5.1. Auth Provider

This unit explores the auth provider object passed to <Refine />. It also shows how refine's supplementary Material UI package implement various auth pages with the <AuthPage /> component.

What is Auth Provider?​

refine's Auth Provider represents the layer which handles authentication and access control in the app. It provides a way to authenticate users and authorize them to access resources.

The Auth Provider is an object which contains methods related to authentication and access control. It is passed as a value to <Refine />'s authProvider prop. The methods are consumed from UI components via refine's auth hooks.

A typical auth provider has the following methods:

import { AuthBindings } from "@refinedev/core";

const authProvider: AuthBindings = {
    // required methods
    login: async (params: any) => ({}),
    check: async (params: any) => ({}),
    logout: async (params: any) => ({}),
    onError: async (params: any) => ({}),
    // optional methods
    register: async (params: any) => ({}),
    forgotPassword: async (params: any) => ({}),
    updatePassword: async (params: any) => ({}),
    getPermissions: async (params: any) => ({}),
    getIdentity: async (params?: any) => ({}),
};

We have methods to handle login, logging out, registering, recovering and updating passwords, and getting auth status, user identity and user permissions.

As indicated above, an auth provider's methods are expected to return a Promise. So, async methods are used to compose an auth provider. These methods perform their respective operations when they are invoked via refine auth hooks.

Refer to Auth Provider documentation to see the details of each method.

Using an Auth Provider in refine​

<Refine />'s auth context is enabled by passing the authProvider object to its authProvider prop. It already comes enabled with our initialized app.

<Refine
    // other props
    authProvider={authProvider}
/>

The auth provider is closely related to the backend API service, which is Simple REST API in our case. At initialization, refine.new generated an auth provider for us, which is tailored to address Simple REST API, a simple RESTful API service provided by refine. It looks like below:

import { AuthBindings } from "@refinedev/core";

export const TOKEN_KEY = "refine-auth";

export const authProvider: AuthBindings = {
    login: async ({ username, email, password }) => {
        if ((username || email) && password) {
            localStorage.setItem(TOKEN_KEY, username);
            return {
                success: true,
                redirectTo: "/",
            };
        }

        return {
            success: false,
            error: {
                name: "LoginError",
                message: "Invalid username or password",
            },
        };
    },
    logout: async () => {
        localStorage.removeItem(TOKEN_KEY);
        return {
            success: true,
            redirectTo: "/login",
        };
    },
    check: async () => {
        const token = localStorage.getItem(TOKEN_KEY);
        if (token) {
            return {
                authenticated: true,
            };
        }

        return {
            authenticated: false,
            redirectTo: "/login",
        };
    },
    getPermissions: async () => null,
    getIdentity: async () => {
        const token = localStorage.getItem(TOKEN_KEY);
        if (token) {
            return {
                id: 1,
                name: "John Doe",
                avatar: "https://i.pravatar.cc/300",
            };
        }
        return null;
    },
    onError: async (error) => {
        console.error(error);
        return { error };
    },
};

These methods define the app's ability to authenticate and authorize requests with the backend for our React admin panel app.

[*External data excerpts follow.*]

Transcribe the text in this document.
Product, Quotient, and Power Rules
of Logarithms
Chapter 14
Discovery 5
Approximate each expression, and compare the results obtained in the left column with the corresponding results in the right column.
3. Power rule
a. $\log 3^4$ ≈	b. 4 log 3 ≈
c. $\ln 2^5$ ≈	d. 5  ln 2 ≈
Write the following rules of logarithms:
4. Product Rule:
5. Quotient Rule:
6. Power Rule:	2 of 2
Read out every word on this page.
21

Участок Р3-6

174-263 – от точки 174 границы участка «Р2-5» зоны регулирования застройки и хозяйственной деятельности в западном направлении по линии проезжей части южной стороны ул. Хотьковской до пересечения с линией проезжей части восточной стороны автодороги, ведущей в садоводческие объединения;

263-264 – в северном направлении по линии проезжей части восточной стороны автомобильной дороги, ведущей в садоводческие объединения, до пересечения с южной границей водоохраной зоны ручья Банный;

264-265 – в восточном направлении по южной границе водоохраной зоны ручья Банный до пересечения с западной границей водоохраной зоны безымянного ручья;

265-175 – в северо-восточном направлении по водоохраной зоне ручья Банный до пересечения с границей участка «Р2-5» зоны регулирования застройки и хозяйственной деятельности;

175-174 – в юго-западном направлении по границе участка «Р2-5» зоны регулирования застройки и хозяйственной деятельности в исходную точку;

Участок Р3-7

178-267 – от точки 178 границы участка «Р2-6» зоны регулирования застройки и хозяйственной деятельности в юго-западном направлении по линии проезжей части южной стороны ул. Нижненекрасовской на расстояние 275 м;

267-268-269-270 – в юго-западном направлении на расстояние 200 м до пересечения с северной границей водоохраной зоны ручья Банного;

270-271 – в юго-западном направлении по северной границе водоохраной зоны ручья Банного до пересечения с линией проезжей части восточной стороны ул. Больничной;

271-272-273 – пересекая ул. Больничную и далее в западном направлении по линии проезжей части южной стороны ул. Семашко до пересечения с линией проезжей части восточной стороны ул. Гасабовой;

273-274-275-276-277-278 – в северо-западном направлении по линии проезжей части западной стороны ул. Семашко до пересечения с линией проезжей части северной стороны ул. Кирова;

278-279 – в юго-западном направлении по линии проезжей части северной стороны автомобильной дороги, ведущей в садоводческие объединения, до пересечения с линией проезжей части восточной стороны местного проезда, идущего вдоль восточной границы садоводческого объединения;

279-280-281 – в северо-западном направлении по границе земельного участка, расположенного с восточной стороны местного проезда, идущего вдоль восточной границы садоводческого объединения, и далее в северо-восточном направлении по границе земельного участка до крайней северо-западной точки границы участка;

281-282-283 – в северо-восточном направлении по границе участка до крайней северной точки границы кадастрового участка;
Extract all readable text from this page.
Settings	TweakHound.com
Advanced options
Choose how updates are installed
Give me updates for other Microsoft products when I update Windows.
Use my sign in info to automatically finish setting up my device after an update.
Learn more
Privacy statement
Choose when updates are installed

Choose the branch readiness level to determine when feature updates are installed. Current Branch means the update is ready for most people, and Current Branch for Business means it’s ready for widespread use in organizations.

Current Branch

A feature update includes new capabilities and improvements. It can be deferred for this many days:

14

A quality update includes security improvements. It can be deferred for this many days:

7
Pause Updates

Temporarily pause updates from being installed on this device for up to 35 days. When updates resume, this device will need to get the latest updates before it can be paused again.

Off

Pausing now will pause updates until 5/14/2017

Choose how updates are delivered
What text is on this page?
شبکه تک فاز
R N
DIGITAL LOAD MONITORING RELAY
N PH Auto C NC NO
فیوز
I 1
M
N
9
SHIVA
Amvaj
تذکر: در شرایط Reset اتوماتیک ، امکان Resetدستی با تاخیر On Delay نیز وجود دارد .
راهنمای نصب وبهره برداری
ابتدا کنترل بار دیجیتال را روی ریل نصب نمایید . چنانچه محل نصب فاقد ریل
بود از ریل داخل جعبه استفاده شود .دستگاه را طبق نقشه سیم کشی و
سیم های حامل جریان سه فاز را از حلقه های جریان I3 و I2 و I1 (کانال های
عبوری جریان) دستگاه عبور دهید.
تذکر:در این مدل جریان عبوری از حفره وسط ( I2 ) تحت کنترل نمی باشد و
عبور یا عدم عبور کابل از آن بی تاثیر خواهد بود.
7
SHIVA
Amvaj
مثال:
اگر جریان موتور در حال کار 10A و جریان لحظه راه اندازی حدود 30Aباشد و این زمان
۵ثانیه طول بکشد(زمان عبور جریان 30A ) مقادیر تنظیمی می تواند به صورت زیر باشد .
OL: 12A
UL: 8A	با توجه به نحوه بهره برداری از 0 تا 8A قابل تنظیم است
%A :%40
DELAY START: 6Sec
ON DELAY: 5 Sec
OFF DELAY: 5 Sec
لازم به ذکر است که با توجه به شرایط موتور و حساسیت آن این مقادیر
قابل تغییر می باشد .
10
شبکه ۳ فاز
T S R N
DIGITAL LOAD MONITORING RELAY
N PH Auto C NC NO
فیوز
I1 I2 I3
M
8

Refer to the <Refine /> documentation for more information →

Using Auth Provider Methods in Components​

Each auth provider method in refine has corresponding hooks via which they can be accessed from inside a component. So, we use these hooks to perform auth operations in our app.

For example, we can use the useLogin() hook to implement login operations like below:

import { useLogin } from "@refinedev/core";

type LoginVariables = {
    email: string;
    password: string;
};

const { mutate } = useLogin<LoginVariables>();

const handleLogin = async (values) => {
    await mutate(values);
};

As we can see, useLogin() returns a mutate function, which basically gives us access to the authProvider.login method. Ivoking this mutate() function then executes the auth provider login method and logs the user in.

Refer to Auth Hooks documentation for the details of each hook.

Auth Provider Examples​

You can use the following auth provider examples as a starting point for your own auth provider or you can use them as it is. Check the links below to see the details of each example.

• Basic - A basic auth provider example.
• Keycloak - An auth provider example with Keycloak.
• Auth0 - An auth provider example with Auth0.
• Google Auth - An auth provider example with Google Auth.
• OTP Login - An auth provider example with OTP Login.
• Appwrite - An auth provider example with Appwrite.
• Supabase - An auth provider example with Supabase.
• Strapi - An auth provider example with Strapi.
• Strapi Graphql - An auth provider example with Strapi Graphql.
• Nhost - An auth provider example with Nhost.
• Basic with Nextjs - A basic auth provider example with Nextjs.
• Basic with Remix - A basic auth provider example with Remix.